5.RIGHT TO INSPECT AND COPY YOUR HEALTH INFORMATION
You have the right to request access to inspect and to obtain a copy of your health information as long as that information is maintained in a designated record set. However, your right to request such access to your health information is subject to certain restrictions set forth in HIPAA and our right to deny any such request in accordance with HIPAA.
6.RIGHT TO RESTRICT DISCLOSURE TO A HEALTH PLAN
You have the right to request access to inspect and to obtain a copy of your health information as long as that information is maintained in a designated record set. However, your right to request such access to your health information is subject to certain restrictions set forth in HIPAA and our right to deny any such request in accordance with HIPAA.
7. RIGHT TO REQUEST A PAPER COPY OF THIS NOTICE
You have a right to a paper copy of this Notice of Privacy Practices, even if you have previously requested its receipt by e-mail.
8. ELECTRONIC COPY OF YOUR HEALTH INFORMATION
You may request an electronic copy of your health information that we maintain in an electronic health record other electronic designated record set.
9.RIGHT TO REQUEST DISCLOSURE TO A THIRD PARTY
You have the right to request us to transmit your health information directly to another individual when your request is in writing, is signed by you, clearly identifies the person to whom your health information will be disclosed and where to send your health information.
10. RIGHT TO REQUEST DISCLOSURE TO A THIRD PARTY
Right to Be Notified of a Breach. In the event there is a breach of any of your unsecured health information, we are required to notify you of such breach.
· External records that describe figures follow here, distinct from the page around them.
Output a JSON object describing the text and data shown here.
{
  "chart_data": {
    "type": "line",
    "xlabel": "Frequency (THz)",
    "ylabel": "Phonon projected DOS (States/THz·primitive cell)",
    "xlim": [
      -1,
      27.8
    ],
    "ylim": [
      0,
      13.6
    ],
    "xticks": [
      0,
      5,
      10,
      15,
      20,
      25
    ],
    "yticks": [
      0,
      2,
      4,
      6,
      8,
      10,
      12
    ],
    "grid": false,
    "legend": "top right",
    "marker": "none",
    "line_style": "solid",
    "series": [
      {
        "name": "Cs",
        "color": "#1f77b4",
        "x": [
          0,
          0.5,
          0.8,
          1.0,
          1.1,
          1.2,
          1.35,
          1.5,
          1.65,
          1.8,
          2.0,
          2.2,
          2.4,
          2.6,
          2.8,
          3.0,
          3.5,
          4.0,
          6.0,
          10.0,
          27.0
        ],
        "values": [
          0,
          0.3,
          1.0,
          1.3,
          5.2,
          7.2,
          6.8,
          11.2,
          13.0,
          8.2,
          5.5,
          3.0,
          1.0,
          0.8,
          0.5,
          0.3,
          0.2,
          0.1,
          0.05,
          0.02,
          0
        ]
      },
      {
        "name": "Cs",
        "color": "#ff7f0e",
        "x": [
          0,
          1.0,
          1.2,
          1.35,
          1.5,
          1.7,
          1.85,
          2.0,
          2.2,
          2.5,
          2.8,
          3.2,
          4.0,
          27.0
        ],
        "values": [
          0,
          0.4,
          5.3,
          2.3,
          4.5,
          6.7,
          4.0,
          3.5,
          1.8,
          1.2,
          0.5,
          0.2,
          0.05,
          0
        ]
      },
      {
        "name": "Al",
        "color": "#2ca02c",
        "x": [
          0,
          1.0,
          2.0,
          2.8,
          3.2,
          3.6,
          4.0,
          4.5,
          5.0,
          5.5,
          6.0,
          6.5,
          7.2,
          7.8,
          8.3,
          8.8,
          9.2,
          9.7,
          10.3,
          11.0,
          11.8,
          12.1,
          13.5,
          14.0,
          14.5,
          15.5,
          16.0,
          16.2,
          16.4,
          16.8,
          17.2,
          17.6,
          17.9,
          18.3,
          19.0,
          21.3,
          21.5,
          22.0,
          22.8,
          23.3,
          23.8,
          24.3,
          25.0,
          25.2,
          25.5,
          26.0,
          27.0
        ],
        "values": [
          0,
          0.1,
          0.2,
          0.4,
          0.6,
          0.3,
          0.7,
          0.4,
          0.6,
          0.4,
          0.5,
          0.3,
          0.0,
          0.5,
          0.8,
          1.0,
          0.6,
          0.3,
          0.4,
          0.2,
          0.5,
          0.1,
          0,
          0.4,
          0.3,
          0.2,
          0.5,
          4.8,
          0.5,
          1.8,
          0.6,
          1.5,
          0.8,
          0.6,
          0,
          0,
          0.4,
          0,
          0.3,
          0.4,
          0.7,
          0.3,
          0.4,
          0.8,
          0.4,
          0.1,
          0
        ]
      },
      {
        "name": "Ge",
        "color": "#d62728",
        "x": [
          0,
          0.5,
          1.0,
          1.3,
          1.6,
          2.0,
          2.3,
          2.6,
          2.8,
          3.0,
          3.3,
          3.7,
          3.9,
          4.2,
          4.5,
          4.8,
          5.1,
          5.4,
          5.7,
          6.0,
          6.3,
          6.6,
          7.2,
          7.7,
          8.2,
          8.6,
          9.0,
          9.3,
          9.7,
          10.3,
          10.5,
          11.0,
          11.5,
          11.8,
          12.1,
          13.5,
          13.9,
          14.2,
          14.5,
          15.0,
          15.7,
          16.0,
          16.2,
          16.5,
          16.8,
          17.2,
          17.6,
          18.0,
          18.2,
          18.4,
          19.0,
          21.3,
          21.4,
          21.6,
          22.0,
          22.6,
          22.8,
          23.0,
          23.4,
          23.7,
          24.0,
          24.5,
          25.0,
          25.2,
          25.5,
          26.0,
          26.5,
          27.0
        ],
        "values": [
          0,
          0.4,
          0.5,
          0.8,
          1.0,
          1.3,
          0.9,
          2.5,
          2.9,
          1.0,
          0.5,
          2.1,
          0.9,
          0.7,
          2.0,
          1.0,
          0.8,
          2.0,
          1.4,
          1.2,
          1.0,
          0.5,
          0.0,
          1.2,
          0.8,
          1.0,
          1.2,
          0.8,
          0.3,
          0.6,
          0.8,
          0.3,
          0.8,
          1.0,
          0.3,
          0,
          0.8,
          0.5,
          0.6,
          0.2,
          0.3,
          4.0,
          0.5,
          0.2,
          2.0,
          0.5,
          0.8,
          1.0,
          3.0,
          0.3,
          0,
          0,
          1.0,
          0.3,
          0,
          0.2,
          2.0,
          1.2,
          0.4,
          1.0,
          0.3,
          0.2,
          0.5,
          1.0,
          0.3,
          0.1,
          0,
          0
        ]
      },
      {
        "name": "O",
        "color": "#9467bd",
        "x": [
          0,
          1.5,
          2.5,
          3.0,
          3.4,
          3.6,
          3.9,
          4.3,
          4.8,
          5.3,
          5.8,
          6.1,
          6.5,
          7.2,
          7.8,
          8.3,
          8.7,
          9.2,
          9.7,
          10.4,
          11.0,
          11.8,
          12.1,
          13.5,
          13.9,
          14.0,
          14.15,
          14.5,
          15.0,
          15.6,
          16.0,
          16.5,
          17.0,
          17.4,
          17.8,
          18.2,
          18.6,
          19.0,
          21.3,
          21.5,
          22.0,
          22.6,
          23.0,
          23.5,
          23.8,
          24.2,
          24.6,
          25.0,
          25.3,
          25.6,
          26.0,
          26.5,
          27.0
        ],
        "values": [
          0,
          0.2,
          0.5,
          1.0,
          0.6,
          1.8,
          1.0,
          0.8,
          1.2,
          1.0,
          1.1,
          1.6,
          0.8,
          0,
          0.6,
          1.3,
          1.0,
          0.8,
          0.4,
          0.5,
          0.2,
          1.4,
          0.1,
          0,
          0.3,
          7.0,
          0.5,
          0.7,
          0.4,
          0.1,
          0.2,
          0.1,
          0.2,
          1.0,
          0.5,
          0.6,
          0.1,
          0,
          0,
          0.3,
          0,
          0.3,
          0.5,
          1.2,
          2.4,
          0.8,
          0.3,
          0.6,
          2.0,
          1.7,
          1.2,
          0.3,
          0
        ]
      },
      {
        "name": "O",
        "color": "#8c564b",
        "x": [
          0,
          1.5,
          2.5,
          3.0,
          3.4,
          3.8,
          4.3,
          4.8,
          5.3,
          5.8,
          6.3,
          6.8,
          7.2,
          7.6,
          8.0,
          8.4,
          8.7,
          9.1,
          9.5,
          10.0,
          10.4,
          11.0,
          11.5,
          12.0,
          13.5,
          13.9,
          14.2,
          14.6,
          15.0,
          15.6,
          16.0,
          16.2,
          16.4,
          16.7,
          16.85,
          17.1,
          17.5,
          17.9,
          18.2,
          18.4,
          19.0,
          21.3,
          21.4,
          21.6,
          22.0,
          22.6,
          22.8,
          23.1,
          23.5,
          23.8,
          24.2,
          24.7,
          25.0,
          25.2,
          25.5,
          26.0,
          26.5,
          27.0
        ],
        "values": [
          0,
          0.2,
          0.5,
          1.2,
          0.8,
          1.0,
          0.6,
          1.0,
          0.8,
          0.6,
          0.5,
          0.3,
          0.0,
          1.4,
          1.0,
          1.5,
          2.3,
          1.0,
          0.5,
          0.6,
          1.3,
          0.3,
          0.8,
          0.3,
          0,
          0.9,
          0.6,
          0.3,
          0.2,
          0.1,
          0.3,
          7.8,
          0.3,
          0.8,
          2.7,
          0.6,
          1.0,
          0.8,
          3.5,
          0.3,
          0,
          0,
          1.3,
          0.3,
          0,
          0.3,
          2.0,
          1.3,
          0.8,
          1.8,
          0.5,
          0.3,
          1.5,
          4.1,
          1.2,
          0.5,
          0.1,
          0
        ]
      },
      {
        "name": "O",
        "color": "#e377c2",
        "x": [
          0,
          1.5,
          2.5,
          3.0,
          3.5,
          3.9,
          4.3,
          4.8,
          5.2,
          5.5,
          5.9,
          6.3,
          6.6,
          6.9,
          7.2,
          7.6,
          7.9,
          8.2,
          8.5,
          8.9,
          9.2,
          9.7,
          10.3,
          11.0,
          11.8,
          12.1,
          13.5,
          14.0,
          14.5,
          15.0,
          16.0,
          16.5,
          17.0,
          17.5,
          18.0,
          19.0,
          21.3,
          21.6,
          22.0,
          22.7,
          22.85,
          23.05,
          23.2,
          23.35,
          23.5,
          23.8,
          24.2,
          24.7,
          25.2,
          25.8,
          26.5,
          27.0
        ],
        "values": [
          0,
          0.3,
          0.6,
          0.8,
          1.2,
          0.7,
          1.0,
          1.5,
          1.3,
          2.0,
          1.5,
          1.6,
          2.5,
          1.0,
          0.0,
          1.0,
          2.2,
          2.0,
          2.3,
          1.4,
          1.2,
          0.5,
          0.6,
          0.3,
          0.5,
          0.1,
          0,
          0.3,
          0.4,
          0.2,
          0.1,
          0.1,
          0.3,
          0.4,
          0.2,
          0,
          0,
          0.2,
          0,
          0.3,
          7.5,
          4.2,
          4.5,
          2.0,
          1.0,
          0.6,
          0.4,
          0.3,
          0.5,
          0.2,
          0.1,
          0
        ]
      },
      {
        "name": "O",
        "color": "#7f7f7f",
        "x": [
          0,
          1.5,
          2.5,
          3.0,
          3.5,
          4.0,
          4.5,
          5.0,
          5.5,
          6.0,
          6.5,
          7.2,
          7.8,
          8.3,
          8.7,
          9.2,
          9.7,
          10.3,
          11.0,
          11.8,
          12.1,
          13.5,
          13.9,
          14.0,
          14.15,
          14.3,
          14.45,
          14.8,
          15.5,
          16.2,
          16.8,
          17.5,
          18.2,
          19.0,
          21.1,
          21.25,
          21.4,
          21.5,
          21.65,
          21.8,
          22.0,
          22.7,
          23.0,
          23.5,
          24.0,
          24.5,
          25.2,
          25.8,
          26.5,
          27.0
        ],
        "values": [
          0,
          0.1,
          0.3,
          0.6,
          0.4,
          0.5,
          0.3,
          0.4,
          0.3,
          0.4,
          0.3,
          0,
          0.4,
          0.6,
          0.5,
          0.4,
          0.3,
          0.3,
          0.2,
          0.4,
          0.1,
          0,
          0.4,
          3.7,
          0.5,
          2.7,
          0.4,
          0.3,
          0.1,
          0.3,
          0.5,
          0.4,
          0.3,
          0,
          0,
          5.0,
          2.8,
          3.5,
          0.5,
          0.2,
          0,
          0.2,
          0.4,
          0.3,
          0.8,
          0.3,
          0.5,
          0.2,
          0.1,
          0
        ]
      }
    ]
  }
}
D. CHANGES TO THIS NOTICE OF PRIVACY PRACTICES
We reserve the right to amend this Notice of Privacy Practices at any time in the future. Until such amendment is made, we are required by law to comply with this Notice. After an amendment is made, the revised Notice of Privacy Practices will apply to all protected health information that we maintain, regardless of when it was created or received. We will keep a copy of the current notice on file. We will make a copy of the revised notice available to individuals who request it.
E. COMPLAINTS
Complaints about this Notice of Privacy Practices or how Yosemite Pathology Medical Group, Inc. handles your health information should be directed to the Yosemite Pathology Medical Group, Inc.’s Compliance Officer at 2625 Coffee Road, Suite S, Modesto, CA 95355, (209) 577-1200. If you are not satisfied with the manner in which this office handles a complaint, you may submit a formal complaint to:
- Office of Civil Rights
- U. S. Department of Health and Human Services
- 200 Independence Avenue, S.W.
- Room 509F HHH Building
- Washington, DC 20201
You will not be retaliated against for filing a complaint.